Provided by Martha Stewart

Categories     Food & Cooking     Breakfast & Brunch Recipes

Time 50m

Yield Makes 12

Number Of Ingredients 15

1 cup granulated sugar
1/3 cup vegetable oil
2 tablespoons orange juice
3/4 teaspoon pure vanilla extract
2 large eggs
1 teaspoon baking powder
1/2 teaspoon baking soda
1/2 teaspoon ground allspice
1/2 teaspoon salt
3/4 cup plus 2 tablespoons all-purpose flour (spooned and leveled)
1 1/2 cups shredded carrots
1/2 cup chopped walnuts
1/4 cup shredded coconut, plus more for garnish
8-ounce bar cream cheese, room temperature
3/4 cup confectioners' sugar

Steps:

  • Preheat oven to 350 degrees.
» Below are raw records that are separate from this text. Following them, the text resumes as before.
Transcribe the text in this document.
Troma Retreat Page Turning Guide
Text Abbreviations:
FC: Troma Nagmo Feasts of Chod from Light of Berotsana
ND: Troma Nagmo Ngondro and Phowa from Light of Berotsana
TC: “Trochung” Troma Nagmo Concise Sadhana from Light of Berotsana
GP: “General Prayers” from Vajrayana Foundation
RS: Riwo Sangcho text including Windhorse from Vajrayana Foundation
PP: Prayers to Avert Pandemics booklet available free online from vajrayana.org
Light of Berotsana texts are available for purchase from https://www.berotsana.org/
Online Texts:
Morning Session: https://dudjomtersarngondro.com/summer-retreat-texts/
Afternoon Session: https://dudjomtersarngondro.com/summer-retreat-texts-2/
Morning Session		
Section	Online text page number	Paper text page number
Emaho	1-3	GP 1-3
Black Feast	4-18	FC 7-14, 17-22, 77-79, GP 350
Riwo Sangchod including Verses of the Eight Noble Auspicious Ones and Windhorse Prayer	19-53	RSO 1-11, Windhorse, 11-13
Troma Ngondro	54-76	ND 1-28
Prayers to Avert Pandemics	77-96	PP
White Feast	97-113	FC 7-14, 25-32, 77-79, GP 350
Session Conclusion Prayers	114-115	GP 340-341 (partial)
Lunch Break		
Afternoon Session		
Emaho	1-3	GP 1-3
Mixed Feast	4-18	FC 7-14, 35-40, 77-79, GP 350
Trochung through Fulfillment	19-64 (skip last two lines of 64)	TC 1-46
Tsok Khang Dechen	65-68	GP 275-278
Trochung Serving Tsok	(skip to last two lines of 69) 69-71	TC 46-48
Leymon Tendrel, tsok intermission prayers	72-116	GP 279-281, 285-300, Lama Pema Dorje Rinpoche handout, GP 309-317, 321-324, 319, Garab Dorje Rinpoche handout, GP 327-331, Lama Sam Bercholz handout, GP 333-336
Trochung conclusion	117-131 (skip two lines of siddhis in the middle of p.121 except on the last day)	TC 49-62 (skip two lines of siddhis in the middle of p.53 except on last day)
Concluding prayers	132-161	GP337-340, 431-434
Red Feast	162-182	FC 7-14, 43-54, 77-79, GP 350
Oil a standard 12-cup muffin tin or line with paper liners. In a bowl, combine sugar, vegetable oil, orange juice, 1/2 teaspoon vanilla extract, and eggs.
  • Stir in baking powder, baking soda, allspice, and salt. Add flour; mix. Stir in carrots, walnuts, and coconut.
  • Divide batter evenly among muffin cups. Bake until toothpick inserted in centers comes out clean, 25 minutes. Let cool completely before frosting.
  • For the icing: In a mixing bowl, combine cream cheese, confectioners' sugar, and remaining 1/4 teaspoon vanilla extract. Whisk until smooth.
  • Frost cupcakes, and garnish with shredded coconut.